Senator MacGibbon —You have misquoted me; I will come at you on that.

Senator COLLINS —Senator MacGibbon had his turn and I did not interrupt him.

Senator MacGibbon —Because you weren't here.

Senator COLLINS —That is correct, but I came down here very quickly. Senator MacGibbon constantly has this aura, this atmosphere, of authority about him but it is always wrongly based. Nobody will forget—Senator Schacht and I certainly will not—the famous Senate Select Committee on Certain Aspects of the Airline Pilots' Dispute where Senator MacGibbon delivered a tirade of allegedly authoritative material which turned out to be garbage when it was analysed.

  I will respond to his earlier attack on the CAA—he has a 20-year history of attacking the CAA and its predecessors and so this is not a recent phenomenon.  For example, Senator MacGibbon carried on at length during the matters of public interest debate in the last sitting week. He talked about the appalling new procedures that the CAA had introduced with briefing for pilots. He made an assertion—totally without foundation, as I subsequently discovered—that there are now only two operators to cover the whole of Australia in terms of pilots getting briefings over the new computerised system. I am not a pilot and I am not an engineer. I am, as I described myself last night, a professional passenger and nothing else, but because I am used to Senator MacGibbon's garbage, I immediately checked it out. There are, in fact, 16 operators, not two.

  I might add that I availed myself of the codes to access the system and put in a putative flight plan from Alice Springs to Darwin. It took me five seconds to access the system—we timed it. In less than five minutes I had a full hard copy print-out of every piece of information that I would have needed for that flight available on my fax machine.

  Further to that—Senator MacGibbon might be interested in this although he never is because 90 per cent of what he says turns out to be factual garbage—I then rang the 008 number which is also provided and had a very interesting talk with the CAA operator who looks after all of those computer banks. He was obviously a long-term CAA employee. When I told him about some of the allegations that Senator MacGibbon had raised, he laughed and said, `What utter rubbish'. The cold, hard facts are that in the so-called good old days, which Senator MacGibbon referred to, even with the briefing officers, the majority of pilots still got their briefs over the telephone.

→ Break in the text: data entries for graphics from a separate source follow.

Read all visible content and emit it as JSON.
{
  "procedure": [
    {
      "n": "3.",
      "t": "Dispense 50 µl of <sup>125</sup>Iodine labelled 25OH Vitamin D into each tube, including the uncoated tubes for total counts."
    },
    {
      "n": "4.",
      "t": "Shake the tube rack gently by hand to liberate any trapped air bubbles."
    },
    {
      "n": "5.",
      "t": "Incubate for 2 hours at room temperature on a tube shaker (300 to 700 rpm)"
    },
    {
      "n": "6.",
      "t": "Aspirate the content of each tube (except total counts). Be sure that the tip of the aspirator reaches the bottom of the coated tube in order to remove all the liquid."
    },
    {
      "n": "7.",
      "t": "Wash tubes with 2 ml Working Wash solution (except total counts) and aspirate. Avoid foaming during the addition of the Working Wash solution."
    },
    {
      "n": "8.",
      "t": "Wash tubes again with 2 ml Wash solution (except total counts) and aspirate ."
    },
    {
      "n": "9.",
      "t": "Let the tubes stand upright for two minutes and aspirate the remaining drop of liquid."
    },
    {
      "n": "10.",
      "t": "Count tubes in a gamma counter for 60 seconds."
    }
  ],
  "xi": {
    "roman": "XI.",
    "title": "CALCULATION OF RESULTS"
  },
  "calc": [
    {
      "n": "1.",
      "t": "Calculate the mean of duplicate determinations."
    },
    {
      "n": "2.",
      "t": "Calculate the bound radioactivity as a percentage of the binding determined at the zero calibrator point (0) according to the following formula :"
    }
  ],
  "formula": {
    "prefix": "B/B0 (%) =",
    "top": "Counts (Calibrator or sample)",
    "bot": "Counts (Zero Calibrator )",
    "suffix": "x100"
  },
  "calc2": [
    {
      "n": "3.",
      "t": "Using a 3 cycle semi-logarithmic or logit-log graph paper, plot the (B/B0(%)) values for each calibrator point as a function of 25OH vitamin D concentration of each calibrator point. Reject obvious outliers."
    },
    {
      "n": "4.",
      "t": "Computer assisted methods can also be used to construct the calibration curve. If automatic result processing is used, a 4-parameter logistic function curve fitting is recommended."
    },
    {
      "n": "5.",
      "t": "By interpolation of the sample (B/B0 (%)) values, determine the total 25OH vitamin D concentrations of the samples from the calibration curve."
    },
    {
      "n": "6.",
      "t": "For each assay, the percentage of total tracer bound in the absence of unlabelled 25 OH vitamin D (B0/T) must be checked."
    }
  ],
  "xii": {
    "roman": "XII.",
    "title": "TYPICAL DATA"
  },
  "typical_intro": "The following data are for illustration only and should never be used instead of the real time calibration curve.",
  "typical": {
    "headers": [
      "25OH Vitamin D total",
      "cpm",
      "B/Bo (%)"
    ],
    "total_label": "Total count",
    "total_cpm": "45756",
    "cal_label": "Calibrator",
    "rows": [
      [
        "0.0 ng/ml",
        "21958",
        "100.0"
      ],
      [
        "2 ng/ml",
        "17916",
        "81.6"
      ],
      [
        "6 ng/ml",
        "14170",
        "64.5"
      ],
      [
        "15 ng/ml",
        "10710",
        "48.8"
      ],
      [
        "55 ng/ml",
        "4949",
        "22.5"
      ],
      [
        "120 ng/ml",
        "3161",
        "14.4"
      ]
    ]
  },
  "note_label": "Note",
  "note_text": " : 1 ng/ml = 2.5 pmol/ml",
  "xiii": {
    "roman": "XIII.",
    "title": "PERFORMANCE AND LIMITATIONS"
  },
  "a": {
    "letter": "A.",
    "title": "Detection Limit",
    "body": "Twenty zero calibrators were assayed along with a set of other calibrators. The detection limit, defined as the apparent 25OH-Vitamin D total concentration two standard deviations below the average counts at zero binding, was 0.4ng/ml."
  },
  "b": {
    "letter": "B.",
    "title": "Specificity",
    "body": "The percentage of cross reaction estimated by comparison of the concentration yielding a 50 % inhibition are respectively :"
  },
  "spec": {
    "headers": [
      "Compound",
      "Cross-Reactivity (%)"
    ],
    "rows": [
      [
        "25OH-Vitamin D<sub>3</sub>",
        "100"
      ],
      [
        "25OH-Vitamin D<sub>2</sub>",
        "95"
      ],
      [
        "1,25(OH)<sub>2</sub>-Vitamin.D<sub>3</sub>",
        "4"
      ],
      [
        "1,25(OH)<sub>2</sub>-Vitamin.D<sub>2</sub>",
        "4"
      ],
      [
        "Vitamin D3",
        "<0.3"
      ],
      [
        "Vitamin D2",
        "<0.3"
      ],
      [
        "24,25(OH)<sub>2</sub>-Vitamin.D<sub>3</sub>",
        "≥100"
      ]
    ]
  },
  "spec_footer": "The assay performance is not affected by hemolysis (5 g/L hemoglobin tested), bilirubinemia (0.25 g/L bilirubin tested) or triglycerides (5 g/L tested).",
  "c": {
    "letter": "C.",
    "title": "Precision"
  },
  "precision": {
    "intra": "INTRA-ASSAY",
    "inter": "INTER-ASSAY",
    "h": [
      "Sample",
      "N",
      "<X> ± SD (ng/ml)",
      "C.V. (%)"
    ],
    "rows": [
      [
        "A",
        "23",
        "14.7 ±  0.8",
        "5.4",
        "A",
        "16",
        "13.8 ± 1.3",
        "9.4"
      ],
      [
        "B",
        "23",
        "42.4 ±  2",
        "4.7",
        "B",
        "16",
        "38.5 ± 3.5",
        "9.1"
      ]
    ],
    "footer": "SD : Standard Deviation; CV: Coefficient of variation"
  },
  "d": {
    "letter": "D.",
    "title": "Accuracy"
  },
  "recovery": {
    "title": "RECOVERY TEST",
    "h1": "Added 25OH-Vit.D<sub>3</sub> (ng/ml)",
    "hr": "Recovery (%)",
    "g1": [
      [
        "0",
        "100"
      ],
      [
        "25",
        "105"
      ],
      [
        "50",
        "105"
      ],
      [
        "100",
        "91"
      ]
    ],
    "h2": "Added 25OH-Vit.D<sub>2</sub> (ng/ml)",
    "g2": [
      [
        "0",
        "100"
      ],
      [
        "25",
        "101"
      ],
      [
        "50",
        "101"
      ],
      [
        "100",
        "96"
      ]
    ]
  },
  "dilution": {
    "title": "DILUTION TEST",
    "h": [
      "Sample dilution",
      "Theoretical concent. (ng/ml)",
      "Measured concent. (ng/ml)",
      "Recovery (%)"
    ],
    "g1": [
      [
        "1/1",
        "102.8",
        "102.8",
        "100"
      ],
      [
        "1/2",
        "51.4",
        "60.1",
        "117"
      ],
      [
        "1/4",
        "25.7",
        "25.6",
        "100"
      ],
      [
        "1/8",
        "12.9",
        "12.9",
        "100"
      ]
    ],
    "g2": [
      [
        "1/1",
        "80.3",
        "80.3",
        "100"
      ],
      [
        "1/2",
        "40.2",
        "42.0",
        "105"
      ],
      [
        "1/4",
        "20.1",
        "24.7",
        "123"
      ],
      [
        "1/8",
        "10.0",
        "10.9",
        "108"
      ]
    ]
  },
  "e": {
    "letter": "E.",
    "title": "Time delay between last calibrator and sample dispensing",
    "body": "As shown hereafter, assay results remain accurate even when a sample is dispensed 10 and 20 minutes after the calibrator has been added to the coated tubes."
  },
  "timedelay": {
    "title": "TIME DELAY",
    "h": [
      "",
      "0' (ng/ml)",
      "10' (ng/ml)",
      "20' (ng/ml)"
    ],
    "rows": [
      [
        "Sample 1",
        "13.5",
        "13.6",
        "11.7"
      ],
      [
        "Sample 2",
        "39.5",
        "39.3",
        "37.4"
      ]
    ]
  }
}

The huge advantage of this system is that one gets hard copy briefs on access by dialling a phone number.

Senator MacGibbon —If you own a fax.

Senator COLLINS —These days the cheapest reasonable aircraft that one can buy costs about $50,000 and that would be bottom line, and it costs $300 to get a second-hand fax machine. I bought one. Pilots do own fax machines because of the enormous convenience that it gives them. It means that they do not need to go near a briefing office.

  The operator said to me, `The one disadvantage of this automatic system, the one sad thing about it for me, is that in looking after this computer system I'm doing a job that was formerly done by 200 people. But the pilots are delighted with it. It gives them better information than they ever had before. It is instantly accessible whenever they want it at any time before the flight without the need to go anywhere to get it'. As distinct from Senator MacGibbon's assertions that one would have to wait half a day to get on the phone because there are only two operators, it took me five seconds to access the system and the pilots love it. (Time expired)

  Debate (on motion by Senator O'Chee) adjourned.

  The ACTING DEPUTY PRESIDENT (Senator Colston)—Order! The time for consideration of government documents has expired.